Il giovane autore, che accompagna a Venezia Gabriele Salvatores (Italy in a Day), Mario Martone (Il giovane favoloso), Edoardo De Angelis (Perez), presenta un’opera in cui si dibatte di una questione tanto attuale quanto eccentrica, quella dei bambini indaco.

Concetto che ha incontrato molta fortuna negli ultimi anni nell’ambito della filosofia New Age, allude a una sorta di profezia secondo la quale alcuni bambini della prossima generazione sarebbero speciali dotati di grande empatia, curiosità, forza di volontà, intelligenti, intuivi, anti-autoritari e con una grande inclinazione spirituale.
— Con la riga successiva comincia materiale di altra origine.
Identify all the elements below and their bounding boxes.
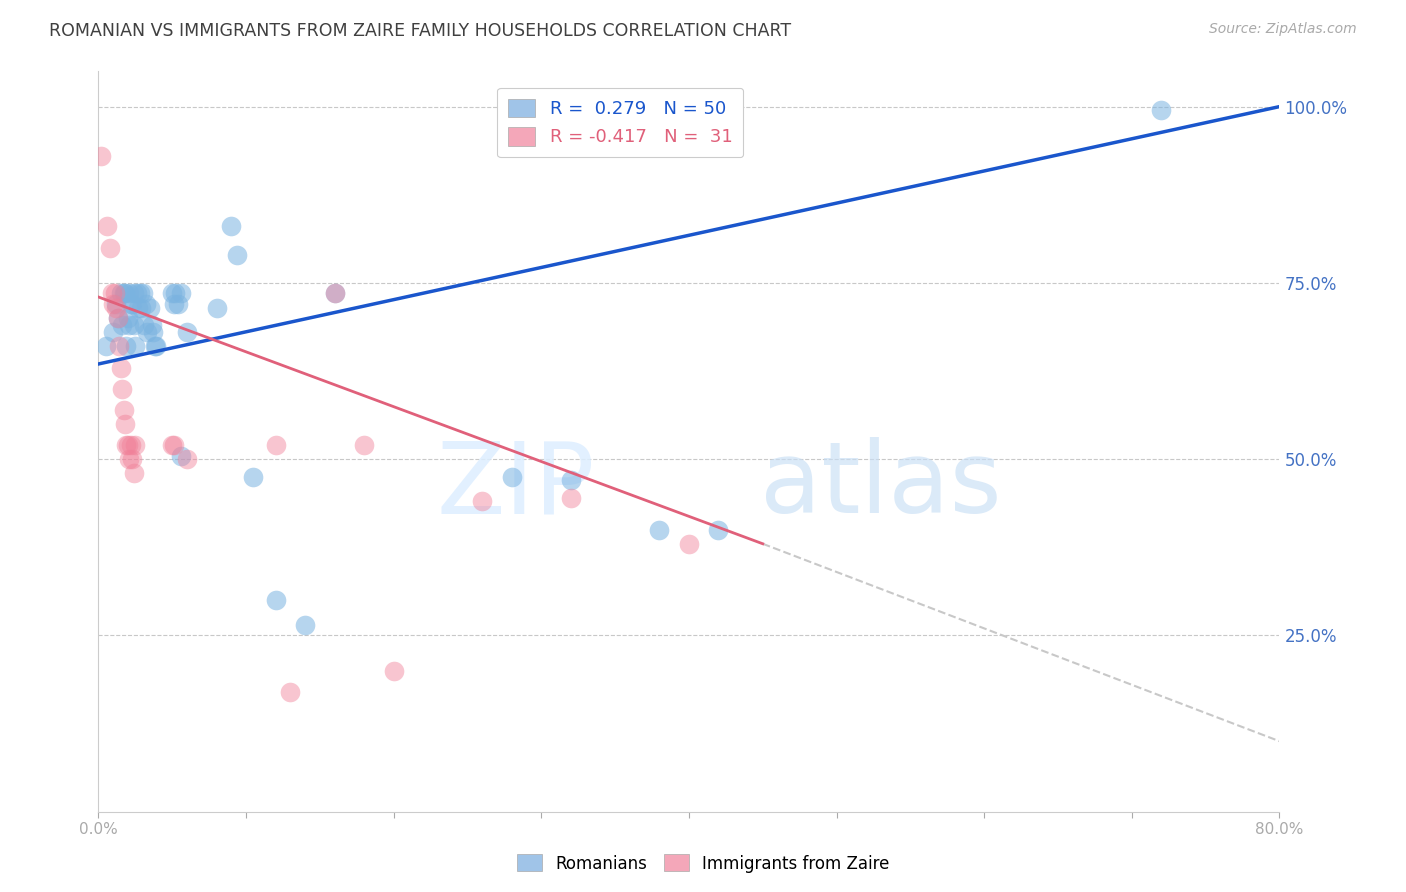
Point (471, 494, 494, 508)
Point (108, 339, 131, 353)
Point (560, 473, 582, 487)
Text: Source: ZipAtlas.com: Source: ZipAtlas.com (1209, 22, 1357, 37)
Point (132, 286, 155, 301)
Point (242, 470, 264, 484)
Point (90, 149, 112, 163)
Point (94, 339, 117, 353)
Point (107, 311, 129, 326)
Point (170, 449, 193, 463)
Point (120, 438, 142, 452)
Point (560, 491, 582, 505)
Point (96, 219, 118, 234)
Point (1150, 103, 1173, 117)
Point (139, 301, 162, 315)
Point (105, 297, 128, 311)
Point (110, 286, 132, 301)
Point (111, 382, 134, 396)
Point (353, 438, 375, 452)
Point (122, 286, 145, 301)
Point (264, 438, 287, 452)
Point (167, 297, 190, 311)
Point (163, 297, 186, 311)
Point (121, 297, 143, 311)
Point (112, 402, 135, 417)
Point (117, 311, 139, 326)
Point (136, 325, 159, 339)
Point (648, 523, 671, 537)
Point (264, 593, 287, 607)
Point (105, 301, 128, 315)
Point (176, 325, 198, 339)
Point (104, 286, 127, 301)
Point (382, 664, 405, 678)
Point (163, 438, 186, 452)
Point (115, 339, 138, 353)
Point (205, 301, 228, 315)
Point (323, 286, 346, 301)
Point (142, 325, 165, 339)
Point (134, 318, 156, 333)
Point (124, 438, 146, 452)
Point (323, 286, 346, 301)
Point (129, 301, 152, 315)
Point (501, 470, 523, 484)
Point (118, 286, 141, 301)
Point (120, 297, 142, 311)
Point (122, 318, 145, 333)
Point (143, 339, 166, 353)
Point (115, 438, 138, 452)
Point (127, 301, 149, 315)
Text: ZIP: ZIP (436, 437, 595, 534)
Point (122, 467, 145, 481)
Point (98, 241, 121, 255)
Point (118, 452, 141, 467)
Point (110, 360, 132, 375)
Point (221, 219, 243, 234)
Point (114, 286, 136, 301)
Point (678, 537, 700, 551)
Point (125, 286, 148, 301)
Point (111, 318, 134, 333)
Point (707, 523, 730, 537)
Point (128, 286, 150, 301)
Point (124, 339, 146, 353)
Point (170, 286, 193, 301)
Point (294, 618, 316, 632)
Text: ROMANIAN VS IMMIGRANTS FROM ZAIRE FAMILY HOUSEHOLDS CORRELATION CHART: ROMANIAN VS IMMIGRANTS FROM ZAIRE FAMILY… (49, 22, 792, 40)
Point (176, 452, 198, 467)
Point (145, 339, 167, 353)
Point (118, 318, 141, 333)
Point (121, 452, 143, 467)
Point (112, 286, 135, 301)
Point (162, 438, 183, 452)
Point (165, 286, 187, 301)
Point (100, 286, 122, 301)
Point (103, 297, 125, 311)
Point (141, 318, 163, 333)
Legend: R =  0.279   N = 50, R = -0.417   N =  31: R = 0.279 N = 50, R = -0.417 N = 31 (498, 87, 744, 157)
Point (278, 685, 302, 699)
Point (226, 248, 249, 262)
Point (135, 297, 157, 311)
Point (107, 311, 129, 326)
Point (162, 286, 183, 301)
Point (117, 438, 139, 452)
Legend: Romanians, Immigrants from Zaire: Romanians, Immigrants from Zaire (510, 847, 896, 880)
Point (103, 325, 125, 339)
Text: atlas: atlas (759, 437, 1001, 534)
Point (114, 417, 136, 431)
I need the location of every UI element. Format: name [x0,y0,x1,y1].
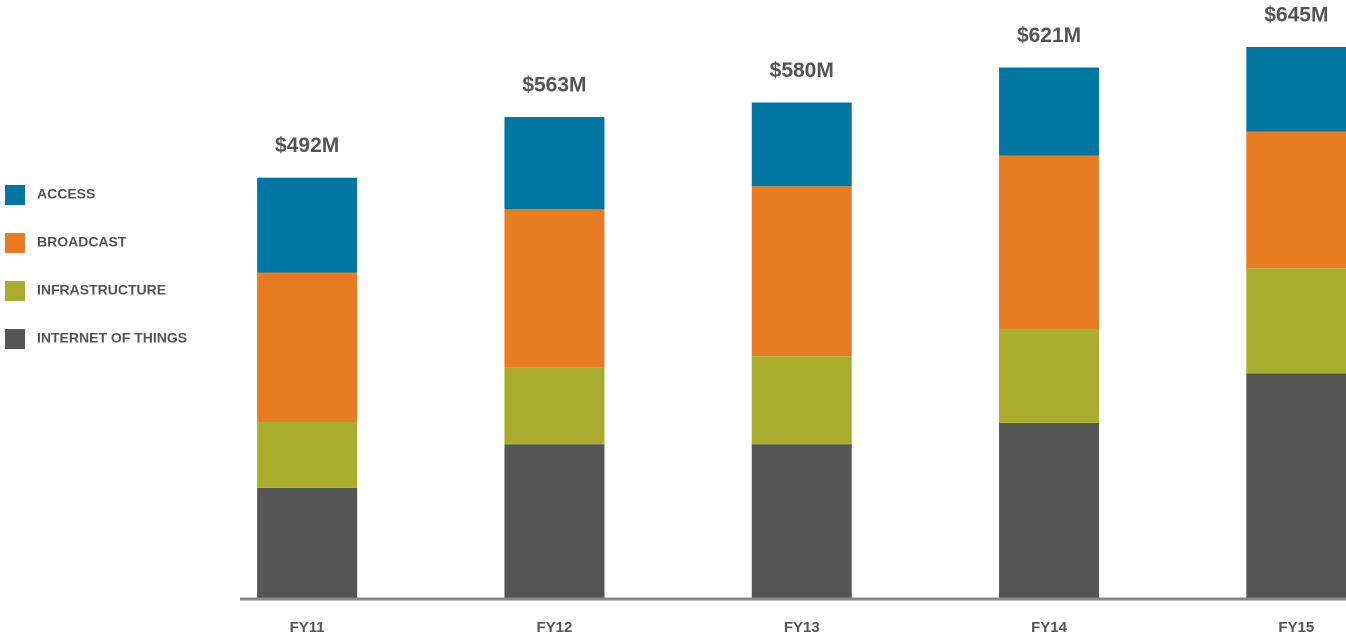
x-tick-label: FY12 [537,619,573,636]
bar-segment [751,186,852,357]
total-label: $645M [1264,4,1328,27]
bar-segment [999,422,1100,598]
bar-segment [257,272,358,423]
bar-segment [504,444,605,598]
total-label: $563M [522,74,586,97]
bar-segment [1246,46,1346,132]
x-tick-label: FY13 [784,619,820,636]
legend-swatch [5,281,25,301]
bar-segment [999,155,1100,330]
bar-segment [257,422,358,488]
legend-label: BROADCAST [37,234,127,250]
bar-segment [1246,373,1346,598]
bar-segment [1246,268,1346,374]
bar-segment [751,444,852,598]
total-label: $580M [770,59,834,82]
legend-swatch [5,185,25,205]
bar-segment [999,329,1100,423]
bar-segment [504,117,605,210]
legend-label: INTERNET OF THINGS [37,330,187,346]
bar-segment [1246,131,1346,269]
legend-swatch [5,329,25,349]
total-label: $492M [275,134,339,157]
x-tick-label: FY15 [1278,619,1314,636]
legend-label: ACCESS [37,186,95,202]
bar-segment [504,367,605,445]
legend-label: INFRASTRUCTURE [37,282,166,298]
x-tick-label: FY14 [1031,619,1068,636]
bar-segment [751,102,852,187]
bar-segment [504,209,605,368]
bar-segment [257,487,358,598]
legend-swatch [5,233,25,253]
total-label: $621M [1017,24,1081,47]
x-tick-label: FY11 [290,619,325,636]
bar-segment [257,177,358,273]
bar-segment [999,67,1100,156]
bar-segment [751,356,852,445]
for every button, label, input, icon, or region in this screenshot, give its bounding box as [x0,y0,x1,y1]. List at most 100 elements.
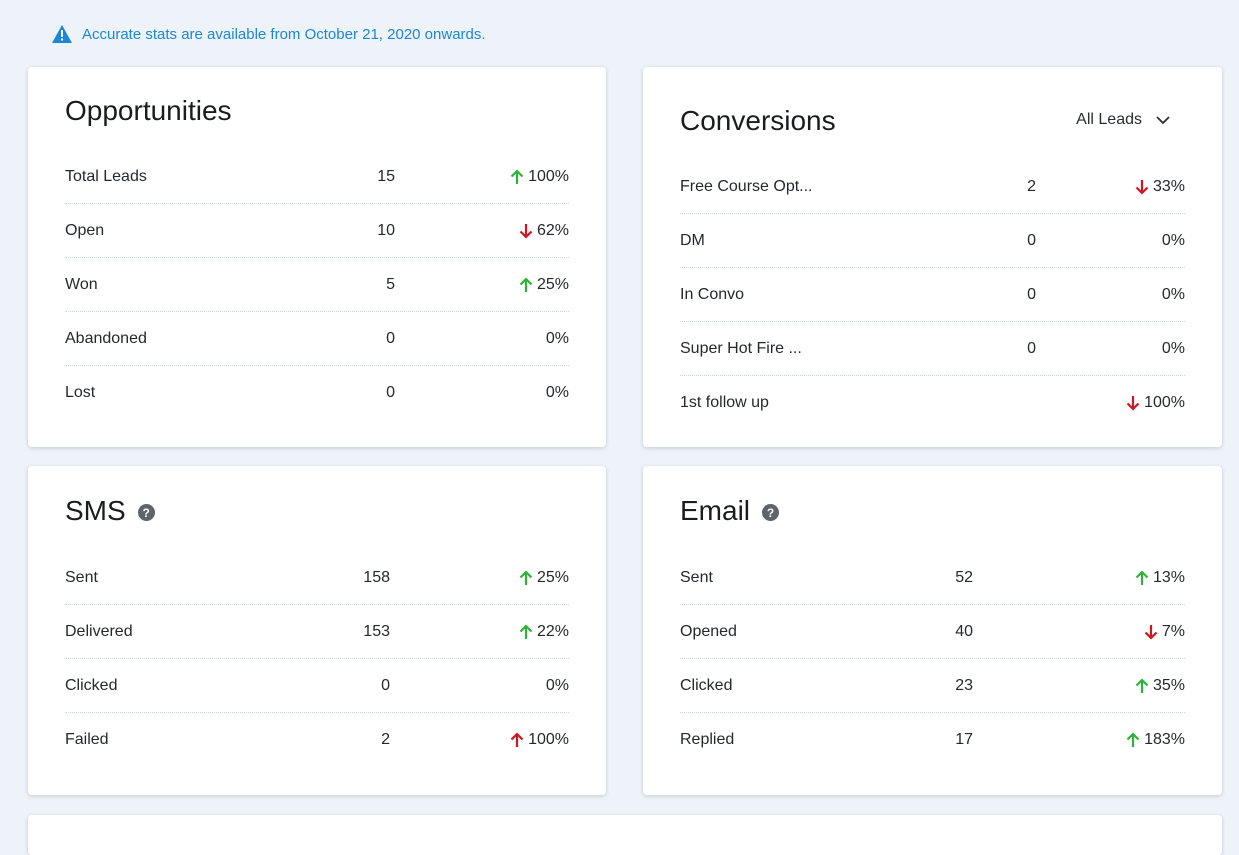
card-title: SMS ? [65,495,155,527]
arrow-down-icon [519,223,533,239]
stat-change: 62% [519,222,569,240]
conversions-title: Conversions [680,105,836,136]
conversions-card: Conversions All Leads Free Course Opt...… [643,67,1222,447]
change-percent: 0% [545,329,569,347]
stat-change: 0% [546,330,569,348]
arrow-up-icon [1135,677,1149,693]
stat-row: Failed 2 100% [65,713,569,766]
change-percent: 0% [1161,339,1185,357]
stat-change: 7% [1144,623,1185,641]
stat-row: In Convo 0 0% [680,268,1185,322]
stat-value: 158 [363,568,390,586]
stat-row: Open 10 62% [65,204,569,258]
stat-label: Abandoned [65,329,147,347]
stat-value: 17 [955,730,973,748]
stat-change: 100% [1126,394,1185,412]
arrow-up-icon [519,623,533,639]
stat-label: Clicked [680,676,733,694]
email-title: Email [680,495,751,526]
sms-title: SMS [65,495,126,526]
stat-value: 0 [1027,339,1036,357]
arrow-up-icon [1126,731,1140,747]
stat-change: 0% [1162,232,1185,250]
stat-label: Delivered [65,622,133,640]
change-percent: 100% [528,167,569,185]
stat-value: 0 [1027,231,1036,249]
leads-filter-dropdown[interactable]: All Leads [1076,111,1170,129]
email-card: Email ? Sent 52 13% Opened 40 7% Clicked 23 35% R… [643,466,1222,795]
change-percent: 13% [1152,568,1185,586]
stat-row: Lost 0 0% [65,366,569,419]
help-icon[interactable]: ? [137,504,155,521]
stat-value: 0 [381,676,390,694]
change-percent: 0% [1161,285,1185,303]
stat-value: 0 [1027,285,1036,303]
notice-text: Accurate stats are available from Octobe… [82,25,486,43]
stat-value: 23 [955,676,973,694]
arrow-up-icon [519,569,533,585]
stat-change: 33% [1135,178,1185,196]
stat-row: Won 5 25% [65,258,569,312]
stat-value: 153 [363,622,390,640]
stat-label: Won [65,275,98,293]
stat-value: 10 [377,221,395,239]
stat-row: Abandoned 0 0% [65,312,569,366]
stat-change: 0% [546,677,569,695]
stat-row: Free Course Opt... 2 33% [680,160,1185,214]
email-rows: Sent 52 13% Opened 40 7% Clicked 23 35% Replied 17… [680,551,1185,766]
stat-change: 0% [546,384,569,402]
stat-label: Replied [680,730,735,748]
arrow-up-icon [510,168,524,184]
stat-label: Clicked [65,676,118,694]
arrow-up-icon [1135,569,1149,585]
card-title: Email ? [680,495,780,527]
arrow-down-icon [1126,395,1140,411]
change-percent: 0% [1161,231,1185,249]
stat-change: 13% [1135,569,1185,587]
stat-label: In Convo [680,285,745,303]
stat-change: 22% [519,623,569,641]
stat-change: 0% [1162,286,1185,304]
help-icon[interactable]: ? [762,504,780,521]
stat-row: 1st follow up 100% [680,376,1185,429]
stat-row: Delivered 153 22% [65,605,569,659]
next-card [28,815,1222,855]
stat-row: Clicked 23 35% [680,659,1185,713]
stat-label: Opened [680,622,737,640]
stat-row: Clicked 0 0% [65,659,569,713]
stat-label: 1st follow up [680,393,769,411]
arrow-up-icon [510,731,524,747]
card-title: Opportunities [65,95,232,127]
stat-value: 40 [955,622,973,640]
stat-label: Sent [65,568,98,586]
change-percent: 25% [536,275,569,293]
stat-label: Lost [65,383,96,401]
stat-change: 35% [1135,677,1185,695]
stat-value: 15 [377,167,395,185]
stat-row: Sent 52 13% [680,551,1185,605]
change-percent: 25% [536,568,569,586]
change-percent: 33% [1152,177,1185,195]
change-percent: 100% [528,730,569,748]
stat-change: 25% [519,276,569,294]
stats-notice: Accurate stats are available from Octobe… [52,22,486,46]
stat-label: DM [680,231,705,249]
stat-change: 183% [1126,731,1185,749]
opportunities-card: Opportunities Total Leads 15 100% Open 10 62%… [28,67,606,447]
opportunities-rows: Total Leads 15 100% Open 10 62% Won 5 25% Abandon… [65,150,569,419]
change-percent: 35% [1152,676,1185,694]
conversions-rows: Free Course Opt... 2 33% DM 0 0% In Convo 0 0% Su… [680,160,1185,429]
stat-change: 100% [510,731,569,749]
arrow-down-icon [1144,624,1158,640]
stat-change: 25% [519,569,569,587]
sms-card: SMS ? Sent 158 25% Delivered 153 22% Clicked 0 0… [28,466,606,795]
opportunities-title: Opportunities [65,95,232,126]
card-title: Conversions [680,105,836,137]
stat-value: 2 [1027,177,1036,195]
change-percent: 22% [536,622,569,640]
stat-label: Total Leads [65,167,147,185]
change-percent: 62% [536,221,569,239]
sms-rows: Sent 158 25% Delivered 153 22% Clicked 0 0% Faile… [65,551,569,766]
filter-label: All Leads [1076,111,1142,128]
stat-row: Super Hot Fire ... 0 0% [680,322,1185,376]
Molte caratteristiche possono essere attribuite a coloro che soffrono di deficit d’attenzione, dislessia, iperattività, e per questo motivo il concetto è osteggiato dalla comunità scientifica come una possibile illusione diagnostica potenzialmente molto pericolosa.

Nel film in concorso, il cui cast comprende Alba Rohrwacher (Le meraviglie) e Adam Driver, lei è Mina, e lui è Jude. I due si incontrano a New York, si innamorano, si sposano, fino a che il loro matrimonio non si concretizza in un figlio. Questi viene riconosciuto da una guida spirituale come un bambino indaco, cosa che porta Mina a sviluppare nei suoi confronti cure morbose e parossistiche, mettendo in pericolo la sua salute.

Tra moglie e marito inizia così uno scontro che avrà delle conseguenze drammatiche.